According to the nfldb wiki, offense_yds are counted by summing

"nfldb.PlayPlayer.passing_yds, nfldb.PlayPlayer.rushing_yds, nfldb.PlayPlayer.receiving_yds and nfldb.PlayPlayer.fumbles_rec_yds".
However, passing yards == receiving yards, and counting both has the effect of inflating total yardage when aggregating PlayPlayers for multiple Players (for example, attempting to count the total yardage of a team over an entire game).

db = nfldb.connect()
q = nfldb.Query(db)
q.game(season_year=2014, season_type='Regular', week=16)
q.game(home_team='CIN').play(pos_team='CIN')

agg = q.as_aggregate() 

total_yds = sum([play.offense_yds for play in agg])
total_yds_true = sum([play.rushing_yds + play.receiving_yds + play.fumbles_rec_yds for play in agg])

print total_yds
print total_yds_true

Results in:

499
353

The ESPN box score agrees that the second result is accurate.

ochawkeye commented 9 years ago

Aggregating individual player statistics isn't matching your expectation here, but I'm not sure how this one might be addressed other than documenting how the aggregated data could/should be used. offense_yds is derived from PlayPlayer statistics and as such wouldn't be the best candidate for calculating Play statistics.
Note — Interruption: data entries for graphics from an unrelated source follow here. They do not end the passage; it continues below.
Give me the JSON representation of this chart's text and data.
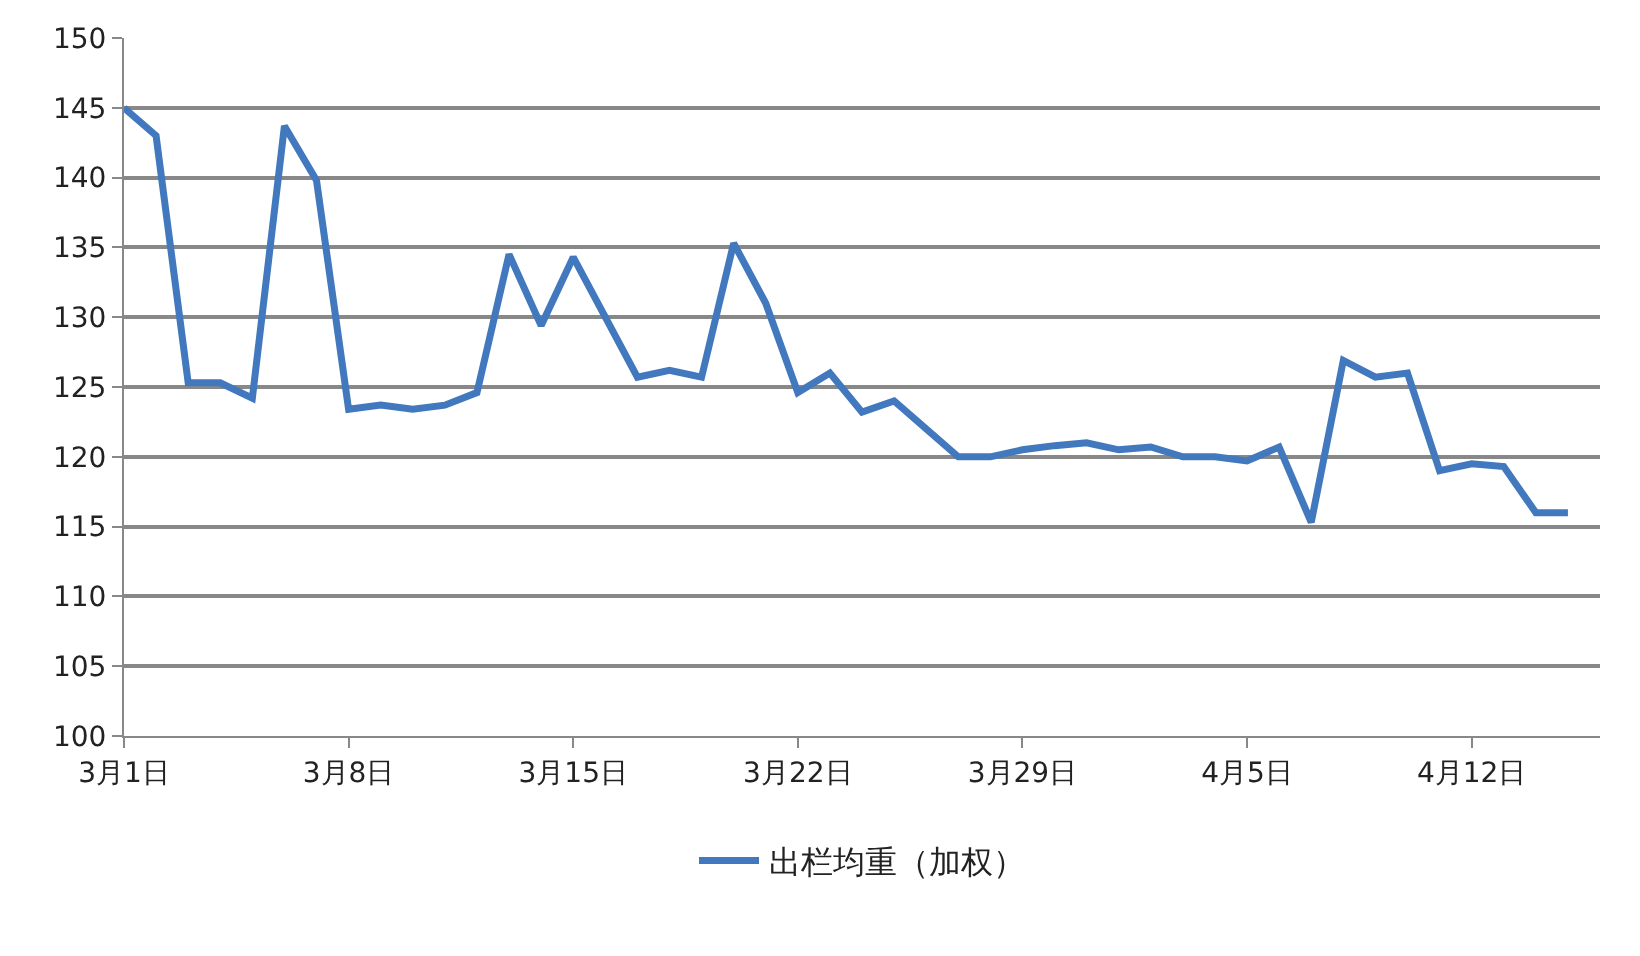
{
  "chart_data": {
    "type": "line",
    "x": [
      "--03-01",
      "--03-02",
      "--03-03",
      "--03-04",
      "--03-05",
      "--03-06",
      "--03-07",
      "--03-08",
      "--03-09",
      "--03-10",
      "--03-11",
      "--03-12",
      "--03-13",
      "--03-14",
      "--03-15",
      "--03-16",
      "--03-17",
      "--03-18",
      "--03-19",
      "--03-20",
      "--03-21",
      "--03-22",
      "--03-23",
      "--03-24",
      "--03-25",
      "--03-26",
      "--03-27",
      "--03-28",
      "--03-29",
      "--03-30",
      "--03-31",
      "--04-01",
      "--04-02",
      "--04-03",
      "--04-04",
      "--04-05",
      "--04-06",
      "--04-07",
      "--04-08",
      "--04-09",
      "--04-10",
      "--04-11",
      "--04-12",
      "--04-13",
      "--04-14",
      "--04-15"
    ],
    "series": [
      {
        "name": "出栏均重（加权）",
        "color": "#4178be",
        "values": [
          145,
          143,
          125.3,
          125.3,
          124.2,
          143.7,
          139.8,
          123.4,
          123.7,
          123.4,
          123.7,
          124.6,
          134.5,
          129.4,
          134.3,
          130,
          125.7,
          126.2,
          125.7,
          135.3,
          131,
          124.6,
          126,
          123.2,
          124,
          122,
          120,
          120,
          120.5,
          120.8,
          121,
          120.5,
          120.7,
          120,
          120,
          119.7,
          120.7,
          115.3,
          126.9,
          125.7,
          126,
          119,
          119.5,
          119.3,
          116,
          116
        ]
      }
    ],
    "xlim": [
      "--03-01",
      "--04-16"
    ],
    "xticks": [
      {
        "value": "--03-01",
        "label": "3月1日"
      },
      {
        "value": "--03-08",
        "label": "3月8日"
      },
      {
        "value": "--03-15",
        "label": "3月15日"
      },
      {
        "value": "--03-22",
        "label": "3月22日"
      },
      {
        "value": "--03-29",
        "label": "3月29日"
      },
      {
        "value": "--04-05",
        "label": "4月5日"
      },
      {
        "value": "--04-12",
        "label": "4月12日"
      }
    ],
    "ylim": [
      100,
      150
    ],
    "yticks": [
      100,
      105,
      110,
      115,
      120,
      125,
      130,
      135,
      140,
      145,
      150
    ],
    "grid": "y",
    "legend": "bottom",
    "marker": "none",
    "line_style": "solid"
  }
}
You are correct that when you try to aggregate over multiple players that the total offense_yds breaks down, but any change along the lines of what you propose breaks aggregating over a single player which, in my opinion, is what the derived statistic's primary use is.

import nfldb

db = nfldb.connect()
q = nfldb.Query(db)
q.game(season_year=2014, season_type='Regular', week=16)
q.game(home_team='CIN').play(pos_team='CIN')
q.player(full_name='Andy Dalton')
agg = q.as_aggregate()

total_yds = sum([play.offense_yds for play in agg])
total_yds_true = sum([play.rushing_yds + play.receiving_yds + play.fumbles_rec_yds for play in agg])

print total_yds
print total_yds_true
171
25

In week 3 2014, Andy Dalton had 169 yards passing, 3 yards rushing, and 18 yards receiving. The only way to arrive at 190 total yards for the game is to use all statistics that currently go into offense_yds.

I think if you are harvesting full team stats for a game, then you might have to sum the play yards yourself rather than rely upon individual player statistics to add up to the number you are looking for.

hvivian commented 9 years ago

Makes sense, thanks for clearing that up. I hadn't really considered that use case.